Search code examples
pythonarchive

Python 3: extract files from tar.gz archive


I'm currently working with Semantically Enriched Wikipedia.

The resource is inside a 7.5 GB tar.gz archive and each file inside it, it's an XML whose schema is:

<text>
       Plain text
</text>

<annotation>
       Annotation for plain text
</annotation>

The current task is to extract each file and then parse the content inside the tags.

First thing I did was to use the tarfile module and its extractall() method, but during the extraction I got this error:

OSError: [Errno 22] Invalid argument: '.\\sew_conservative\\wiki384\\Live_%3F%21*%40_Like_a_Suicide.xml'

while a part of it is correctly extracted (I thought the error was due to the unicode char inside the xml file name, but I'm now seeing that each file has it inside).

So I planned to work on each file inside the archive using some of the API's methods and the code below.

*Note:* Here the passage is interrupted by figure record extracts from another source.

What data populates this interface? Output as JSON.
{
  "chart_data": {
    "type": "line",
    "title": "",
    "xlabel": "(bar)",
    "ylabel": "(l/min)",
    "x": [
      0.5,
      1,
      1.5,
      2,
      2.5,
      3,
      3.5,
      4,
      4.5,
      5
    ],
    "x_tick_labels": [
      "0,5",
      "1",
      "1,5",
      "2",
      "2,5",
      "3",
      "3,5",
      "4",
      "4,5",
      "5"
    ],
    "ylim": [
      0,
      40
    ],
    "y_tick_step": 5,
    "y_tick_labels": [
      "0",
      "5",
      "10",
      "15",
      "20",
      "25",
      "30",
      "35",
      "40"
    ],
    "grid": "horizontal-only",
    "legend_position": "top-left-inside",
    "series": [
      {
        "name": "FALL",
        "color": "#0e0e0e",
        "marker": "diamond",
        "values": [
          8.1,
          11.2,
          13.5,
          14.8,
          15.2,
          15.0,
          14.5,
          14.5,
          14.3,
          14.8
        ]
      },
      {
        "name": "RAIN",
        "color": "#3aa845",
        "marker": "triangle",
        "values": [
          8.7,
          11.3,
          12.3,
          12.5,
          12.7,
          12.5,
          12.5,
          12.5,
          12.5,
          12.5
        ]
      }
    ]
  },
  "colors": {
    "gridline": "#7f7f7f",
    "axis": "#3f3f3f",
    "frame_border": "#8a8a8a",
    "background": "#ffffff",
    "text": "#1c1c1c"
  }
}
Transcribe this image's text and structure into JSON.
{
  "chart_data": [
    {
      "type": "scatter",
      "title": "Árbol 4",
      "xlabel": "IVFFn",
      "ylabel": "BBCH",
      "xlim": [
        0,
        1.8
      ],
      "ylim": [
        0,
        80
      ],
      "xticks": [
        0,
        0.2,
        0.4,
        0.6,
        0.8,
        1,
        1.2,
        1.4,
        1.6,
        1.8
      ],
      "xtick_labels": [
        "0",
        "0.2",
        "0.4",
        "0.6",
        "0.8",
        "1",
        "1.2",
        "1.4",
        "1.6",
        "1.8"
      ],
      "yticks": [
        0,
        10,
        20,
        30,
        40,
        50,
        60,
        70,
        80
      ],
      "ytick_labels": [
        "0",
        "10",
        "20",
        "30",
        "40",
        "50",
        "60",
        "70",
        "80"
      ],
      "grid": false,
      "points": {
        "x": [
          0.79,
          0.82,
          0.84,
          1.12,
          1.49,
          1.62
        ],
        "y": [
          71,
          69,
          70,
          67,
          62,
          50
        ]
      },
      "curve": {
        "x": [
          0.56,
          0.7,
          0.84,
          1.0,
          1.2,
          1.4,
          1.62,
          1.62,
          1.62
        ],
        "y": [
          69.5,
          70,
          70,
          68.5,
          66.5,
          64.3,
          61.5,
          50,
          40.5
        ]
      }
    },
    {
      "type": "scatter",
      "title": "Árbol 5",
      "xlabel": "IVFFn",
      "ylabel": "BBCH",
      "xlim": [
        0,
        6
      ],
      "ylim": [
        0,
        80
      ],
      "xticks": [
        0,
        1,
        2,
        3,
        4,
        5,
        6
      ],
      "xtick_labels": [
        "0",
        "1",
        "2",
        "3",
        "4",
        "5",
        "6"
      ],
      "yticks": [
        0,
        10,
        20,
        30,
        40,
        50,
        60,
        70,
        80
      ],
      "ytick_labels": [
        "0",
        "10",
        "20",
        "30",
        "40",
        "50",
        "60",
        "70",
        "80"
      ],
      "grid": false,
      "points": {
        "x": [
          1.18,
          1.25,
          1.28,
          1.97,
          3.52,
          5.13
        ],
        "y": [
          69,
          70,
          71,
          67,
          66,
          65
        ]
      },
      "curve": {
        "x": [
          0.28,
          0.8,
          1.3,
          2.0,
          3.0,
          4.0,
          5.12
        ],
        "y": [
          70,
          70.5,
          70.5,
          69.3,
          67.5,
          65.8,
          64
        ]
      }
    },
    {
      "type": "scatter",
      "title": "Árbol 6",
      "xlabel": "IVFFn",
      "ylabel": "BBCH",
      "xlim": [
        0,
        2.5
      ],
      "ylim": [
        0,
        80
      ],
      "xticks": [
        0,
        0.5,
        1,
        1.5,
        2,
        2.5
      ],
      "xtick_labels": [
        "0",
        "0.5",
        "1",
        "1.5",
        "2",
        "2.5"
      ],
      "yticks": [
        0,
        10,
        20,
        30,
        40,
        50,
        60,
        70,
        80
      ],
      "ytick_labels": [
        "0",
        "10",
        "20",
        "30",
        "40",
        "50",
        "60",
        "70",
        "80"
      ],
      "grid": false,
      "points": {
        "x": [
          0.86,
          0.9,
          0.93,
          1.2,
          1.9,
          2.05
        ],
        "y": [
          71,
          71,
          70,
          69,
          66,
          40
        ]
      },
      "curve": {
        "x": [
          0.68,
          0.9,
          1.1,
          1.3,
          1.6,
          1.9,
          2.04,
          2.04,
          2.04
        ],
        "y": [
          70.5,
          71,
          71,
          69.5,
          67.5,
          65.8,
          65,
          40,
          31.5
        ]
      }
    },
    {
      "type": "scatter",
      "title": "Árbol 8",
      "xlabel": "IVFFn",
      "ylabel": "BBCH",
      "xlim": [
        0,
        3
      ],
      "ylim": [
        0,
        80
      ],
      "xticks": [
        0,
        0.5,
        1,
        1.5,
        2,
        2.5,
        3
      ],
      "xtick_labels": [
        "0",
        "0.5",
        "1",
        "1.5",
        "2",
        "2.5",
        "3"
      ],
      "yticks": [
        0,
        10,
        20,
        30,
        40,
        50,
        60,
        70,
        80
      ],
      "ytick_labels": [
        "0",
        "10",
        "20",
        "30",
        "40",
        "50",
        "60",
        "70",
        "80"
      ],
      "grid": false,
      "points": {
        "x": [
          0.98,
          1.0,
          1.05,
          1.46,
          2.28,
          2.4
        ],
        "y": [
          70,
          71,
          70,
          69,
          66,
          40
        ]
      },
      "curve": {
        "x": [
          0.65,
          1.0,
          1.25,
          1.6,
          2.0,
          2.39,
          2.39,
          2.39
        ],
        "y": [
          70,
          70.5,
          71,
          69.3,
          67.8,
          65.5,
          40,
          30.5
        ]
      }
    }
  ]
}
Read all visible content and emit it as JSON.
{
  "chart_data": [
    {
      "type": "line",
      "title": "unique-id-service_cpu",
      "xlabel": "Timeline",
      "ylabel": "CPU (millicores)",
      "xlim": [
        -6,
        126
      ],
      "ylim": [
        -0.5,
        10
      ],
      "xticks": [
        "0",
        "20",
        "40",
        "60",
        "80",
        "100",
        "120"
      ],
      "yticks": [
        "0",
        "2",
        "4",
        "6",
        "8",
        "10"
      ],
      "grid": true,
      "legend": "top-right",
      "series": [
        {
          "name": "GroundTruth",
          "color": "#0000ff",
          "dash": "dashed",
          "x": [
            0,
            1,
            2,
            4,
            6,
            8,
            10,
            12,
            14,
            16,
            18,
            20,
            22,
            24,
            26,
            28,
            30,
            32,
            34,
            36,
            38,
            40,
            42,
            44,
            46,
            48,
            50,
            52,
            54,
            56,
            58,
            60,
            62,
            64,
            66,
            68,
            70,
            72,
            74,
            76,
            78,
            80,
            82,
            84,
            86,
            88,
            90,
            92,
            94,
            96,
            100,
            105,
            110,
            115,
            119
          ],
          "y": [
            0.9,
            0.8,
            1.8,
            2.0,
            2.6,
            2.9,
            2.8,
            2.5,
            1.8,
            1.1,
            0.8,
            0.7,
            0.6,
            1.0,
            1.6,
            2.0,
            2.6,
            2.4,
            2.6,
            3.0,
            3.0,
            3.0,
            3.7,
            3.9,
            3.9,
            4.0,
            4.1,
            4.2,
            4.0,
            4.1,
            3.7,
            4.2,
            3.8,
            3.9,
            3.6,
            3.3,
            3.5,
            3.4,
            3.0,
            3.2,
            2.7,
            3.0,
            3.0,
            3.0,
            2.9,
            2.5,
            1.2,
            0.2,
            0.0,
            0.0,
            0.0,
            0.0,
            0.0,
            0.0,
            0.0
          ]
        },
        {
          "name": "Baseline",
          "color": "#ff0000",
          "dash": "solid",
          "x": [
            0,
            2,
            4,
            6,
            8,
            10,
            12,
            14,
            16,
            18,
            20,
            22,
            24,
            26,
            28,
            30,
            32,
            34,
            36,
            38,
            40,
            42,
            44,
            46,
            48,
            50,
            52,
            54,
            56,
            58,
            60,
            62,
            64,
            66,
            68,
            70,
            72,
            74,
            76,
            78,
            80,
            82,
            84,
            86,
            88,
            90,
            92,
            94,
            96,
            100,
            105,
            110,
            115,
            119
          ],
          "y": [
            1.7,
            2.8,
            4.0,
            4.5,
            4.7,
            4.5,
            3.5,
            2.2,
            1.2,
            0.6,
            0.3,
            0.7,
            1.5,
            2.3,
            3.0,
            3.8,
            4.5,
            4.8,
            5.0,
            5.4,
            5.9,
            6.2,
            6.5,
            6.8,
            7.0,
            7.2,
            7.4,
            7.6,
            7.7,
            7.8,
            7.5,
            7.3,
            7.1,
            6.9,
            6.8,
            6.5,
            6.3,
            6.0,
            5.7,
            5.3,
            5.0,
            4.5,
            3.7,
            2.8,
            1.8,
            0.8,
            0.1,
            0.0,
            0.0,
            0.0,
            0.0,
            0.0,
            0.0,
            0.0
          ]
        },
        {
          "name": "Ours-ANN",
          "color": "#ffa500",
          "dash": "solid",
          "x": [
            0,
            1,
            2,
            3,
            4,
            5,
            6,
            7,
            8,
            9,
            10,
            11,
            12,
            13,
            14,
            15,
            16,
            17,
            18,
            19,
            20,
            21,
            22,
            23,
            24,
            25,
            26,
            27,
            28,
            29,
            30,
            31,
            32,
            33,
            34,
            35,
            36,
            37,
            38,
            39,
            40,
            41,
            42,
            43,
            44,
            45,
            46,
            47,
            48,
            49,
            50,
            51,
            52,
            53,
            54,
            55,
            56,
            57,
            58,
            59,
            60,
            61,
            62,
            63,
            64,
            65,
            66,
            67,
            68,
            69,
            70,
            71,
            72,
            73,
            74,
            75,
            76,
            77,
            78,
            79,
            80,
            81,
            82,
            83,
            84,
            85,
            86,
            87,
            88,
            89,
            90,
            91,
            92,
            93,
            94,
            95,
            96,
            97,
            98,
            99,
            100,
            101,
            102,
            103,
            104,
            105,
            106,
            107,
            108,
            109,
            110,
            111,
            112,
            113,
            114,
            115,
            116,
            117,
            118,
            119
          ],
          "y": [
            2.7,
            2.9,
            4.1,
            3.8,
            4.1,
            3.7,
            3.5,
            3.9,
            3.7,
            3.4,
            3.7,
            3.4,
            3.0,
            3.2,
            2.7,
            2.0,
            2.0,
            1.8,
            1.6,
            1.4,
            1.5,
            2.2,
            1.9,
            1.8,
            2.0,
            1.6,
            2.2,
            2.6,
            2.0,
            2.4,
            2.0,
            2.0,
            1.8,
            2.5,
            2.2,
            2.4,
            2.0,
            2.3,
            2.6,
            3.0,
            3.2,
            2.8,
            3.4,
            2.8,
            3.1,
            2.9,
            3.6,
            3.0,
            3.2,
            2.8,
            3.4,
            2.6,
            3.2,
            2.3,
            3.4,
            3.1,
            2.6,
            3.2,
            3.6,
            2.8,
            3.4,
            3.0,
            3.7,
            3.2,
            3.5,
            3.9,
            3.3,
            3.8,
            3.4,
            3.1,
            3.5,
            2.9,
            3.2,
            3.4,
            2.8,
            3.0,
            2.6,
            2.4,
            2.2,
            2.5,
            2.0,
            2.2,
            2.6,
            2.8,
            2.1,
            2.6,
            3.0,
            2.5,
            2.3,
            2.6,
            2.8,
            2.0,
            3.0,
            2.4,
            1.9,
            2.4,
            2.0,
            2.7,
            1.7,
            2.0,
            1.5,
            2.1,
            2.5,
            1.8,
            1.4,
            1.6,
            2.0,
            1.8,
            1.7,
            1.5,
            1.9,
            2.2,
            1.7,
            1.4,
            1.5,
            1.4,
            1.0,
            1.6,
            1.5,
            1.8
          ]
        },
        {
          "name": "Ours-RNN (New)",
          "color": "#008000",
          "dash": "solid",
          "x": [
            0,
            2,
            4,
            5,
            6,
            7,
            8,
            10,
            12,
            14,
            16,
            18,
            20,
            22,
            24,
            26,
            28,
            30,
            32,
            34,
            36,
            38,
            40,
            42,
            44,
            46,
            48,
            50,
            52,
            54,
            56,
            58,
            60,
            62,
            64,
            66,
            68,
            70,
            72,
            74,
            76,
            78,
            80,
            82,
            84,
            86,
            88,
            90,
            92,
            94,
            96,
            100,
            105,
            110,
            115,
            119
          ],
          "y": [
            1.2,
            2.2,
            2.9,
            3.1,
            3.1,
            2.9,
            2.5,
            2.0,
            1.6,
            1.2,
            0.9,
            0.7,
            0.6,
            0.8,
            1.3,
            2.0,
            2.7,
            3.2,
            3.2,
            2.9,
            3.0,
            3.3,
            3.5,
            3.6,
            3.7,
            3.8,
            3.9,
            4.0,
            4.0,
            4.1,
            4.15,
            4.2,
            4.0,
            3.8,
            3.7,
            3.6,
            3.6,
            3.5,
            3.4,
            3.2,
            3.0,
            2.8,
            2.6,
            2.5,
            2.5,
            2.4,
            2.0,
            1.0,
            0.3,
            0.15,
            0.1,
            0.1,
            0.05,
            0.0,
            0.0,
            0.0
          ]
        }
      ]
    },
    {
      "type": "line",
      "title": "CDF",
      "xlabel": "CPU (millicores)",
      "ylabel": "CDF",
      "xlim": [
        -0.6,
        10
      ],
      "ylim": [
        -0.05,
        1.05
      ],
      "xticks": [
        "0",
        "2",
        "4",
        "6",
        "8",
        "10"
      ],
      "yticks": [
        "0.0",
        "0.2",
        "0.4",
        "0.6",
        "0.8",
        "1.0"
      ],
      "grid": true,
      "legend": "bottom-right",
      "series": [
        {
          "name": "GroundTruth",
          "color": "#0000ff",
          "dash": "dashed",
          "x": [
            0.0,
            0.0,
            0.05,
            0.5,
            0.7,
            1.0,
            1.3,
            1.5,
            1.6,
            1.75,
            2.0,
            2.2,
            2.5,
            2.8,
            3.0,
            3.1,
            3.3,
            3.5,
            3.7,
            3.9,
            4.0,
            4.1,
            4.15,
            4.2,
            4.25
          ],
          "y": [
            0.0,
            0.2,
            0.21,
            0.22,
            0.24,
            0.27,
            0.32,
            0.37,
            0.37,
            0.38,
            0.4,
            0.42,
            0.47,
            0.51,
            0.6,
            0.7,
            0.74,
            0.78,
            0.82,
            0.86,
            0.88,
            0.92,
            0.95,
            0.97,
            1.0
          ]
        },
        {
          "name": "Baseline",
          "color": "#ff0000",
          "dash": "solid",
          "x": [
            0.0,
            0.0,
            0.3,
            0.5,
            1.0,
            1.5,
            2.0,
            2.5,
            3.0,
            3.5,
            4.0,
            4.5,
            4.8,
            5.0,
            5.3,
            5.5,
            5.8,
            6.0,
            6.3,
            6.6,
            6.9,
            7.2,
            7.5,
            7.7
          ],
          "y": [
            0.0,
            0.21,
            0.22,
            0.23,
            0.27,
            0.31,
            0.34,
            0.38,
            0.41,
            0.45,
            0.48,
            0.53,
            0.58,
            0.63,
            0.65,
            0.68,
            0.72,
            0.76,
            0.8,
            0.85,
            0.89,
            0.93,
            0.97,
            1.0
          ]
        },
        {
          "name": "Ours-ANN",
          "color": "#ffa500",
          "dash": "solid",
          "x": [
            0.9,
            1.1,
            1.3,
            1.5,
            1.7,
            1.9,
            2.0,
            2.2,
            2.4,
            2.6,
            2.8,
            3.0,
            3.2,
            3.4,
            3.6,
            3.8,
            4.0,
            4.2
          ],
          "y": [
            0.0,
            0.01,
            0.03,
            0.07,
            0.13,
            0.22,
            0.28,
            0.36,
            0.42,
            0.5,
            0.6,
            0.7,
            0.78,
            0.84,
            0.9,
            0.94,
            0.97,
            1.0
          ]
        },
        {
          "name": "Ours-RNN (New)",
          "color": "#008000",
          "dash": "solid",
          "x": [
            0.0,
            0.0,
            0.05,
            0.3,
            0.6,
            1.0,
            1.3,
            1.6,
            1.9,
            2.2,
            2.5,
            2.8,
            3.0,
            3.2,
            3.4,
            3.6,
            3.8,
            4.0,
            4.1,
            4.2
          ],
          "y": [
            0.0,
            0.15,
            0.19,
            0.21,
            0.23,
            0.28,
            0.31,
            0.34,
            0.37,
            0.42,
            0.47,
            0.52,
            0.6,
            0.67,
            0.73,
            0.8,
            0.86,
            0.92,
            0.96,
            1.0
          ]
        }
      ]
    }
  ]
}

Unfortunately, the TarInfo object which wraps each file doesn't allow to access the file content and the extraction, file by file, takes too much time.

def parse_sew():
    sew_path = Path("C:/Users/beppe/Desktop/Tesi/Semantically Enriched Wikipedia/sew_conservative.tar.gz")
    with tarfile.open(sew_path, mode='r') as t:
        for item in t:
           // extraction

Is the extraction mandatory to parse and use the content of the XML file or it's possible to read the archive content (on-the-fly, without extracting anything) and then parse the content?

UPDATE: I'm extracting the files via tar -xvzf filename.tar.gz command, everything is going well, but after 15 mins I was able to process only 500MB of the hundred GB.


Solution

  • I would suggest you to use 7zip for extraction. You can initiate 7zip extraction from python and then while it is extracting side by side you can read the files getting extracted. This will save quite a lot of time. You can implement is using threads.

    Secondly dont use front slashes while giving windows path. You can use \\ in place of /.